Ian Ritchie Architects Ltd have issued the following Press Statement:
“From the outset of the project, Ian Ritchie Architects Ltd has always worked closely and constructively with Berkeley Homes. The scheme offers housing, both private and affordable, eleven thousand square metres of public space of which eight thousand square metres is for cultural use such as museums or galleries while ensuring that the entire ground level forms a permeable and public extension to Potter’s Fields Park through to the riverside walk. It obtained planning permission in February 2006 following a Public Inquiry at which the Inspector concluded in his report (para. 1140) to the Secretary of State:
“Overall, I consider that the proposals would provide exemplary and world-class architecture on an outstanding and prominent site. The design is one which people would experience with marvel, wonder and delight. It would respect its context, and would provide an outstanding environment in which people could live, work, visit and enjoy. It would also add to London’s cultural and social richness. It would add to Potter’s Fields Park and the important open spaces which give so much public enjoyment along the banks of the Thames. It would enhance the whole of the Capital, and would give to London an architectural gem for present and future generations to treasure.”
It is regrettable that the Leader of Southwark Council never took the opportunity to meet or engage with us, or to discuss in public with us the scheme’s planning, architecture and the proposed uses.
The decision by Southwark Council and Berkeley Homes to agree to seek, from other architects, a new design upon the same site, to a very similar brief, is regrettable, This is particularly so as construction of the scheme had already begun. It is difficult to comprehend and is beyond the issue of architecture.”
Important note for editors:
None of the buildings are taller than Tower Bridge towers, in fact the tallest is more than 6m lower (20 feet or 2 floors).

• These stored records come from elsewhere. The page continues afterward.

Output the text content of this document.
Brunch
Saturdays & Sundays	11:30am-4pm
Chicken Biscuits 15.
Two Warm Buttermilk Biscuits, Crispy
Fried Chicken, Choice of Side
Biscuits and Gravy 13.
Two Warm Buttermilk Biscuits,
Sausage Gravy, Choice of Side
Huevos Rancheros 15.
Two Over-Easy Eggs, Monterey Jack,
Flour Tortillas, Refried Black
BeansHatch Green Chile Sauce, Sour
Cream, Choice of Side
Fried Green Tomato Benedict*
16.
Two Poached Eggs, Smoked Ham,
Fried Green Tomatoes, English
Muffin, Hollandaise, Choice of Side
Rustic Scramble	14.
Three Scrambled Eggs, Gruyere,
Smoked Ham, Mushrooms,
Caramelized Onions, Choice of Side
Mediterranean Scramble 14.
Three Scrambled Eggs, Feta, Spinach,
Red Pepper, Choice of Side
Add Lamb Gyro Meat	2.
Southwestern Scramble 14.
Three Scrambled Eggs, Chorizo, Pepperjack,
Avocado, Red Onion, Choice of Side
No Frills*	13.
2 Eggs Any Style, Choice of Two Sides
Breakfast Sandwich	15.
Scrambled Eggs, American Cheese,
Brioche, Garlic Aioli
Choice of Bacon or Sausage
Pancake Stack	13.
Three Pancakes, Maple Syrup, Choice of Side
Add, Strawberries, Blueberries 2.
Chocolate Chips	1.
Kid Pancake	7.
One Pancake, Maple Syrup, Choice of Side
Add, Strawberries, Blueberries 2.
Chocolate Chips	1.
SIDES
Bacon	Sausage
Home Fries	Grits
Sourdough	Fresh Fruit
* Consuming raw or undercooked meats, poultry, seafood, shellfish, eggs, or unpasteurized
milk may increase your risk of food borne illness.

The cultural space provision has been part of the scheme since its inception, and the gross internal floor area for the cultural use is 8,122m2 (87,500 square feet) – almost three time the gross floor area of the present Design Museum at Shad Thames. Ian Ritchie Architects brought to the attention of L B Southwark the idea of a cultural use on this site not only with this scheme but as far back as 1995 with the Royal Opera House proposal.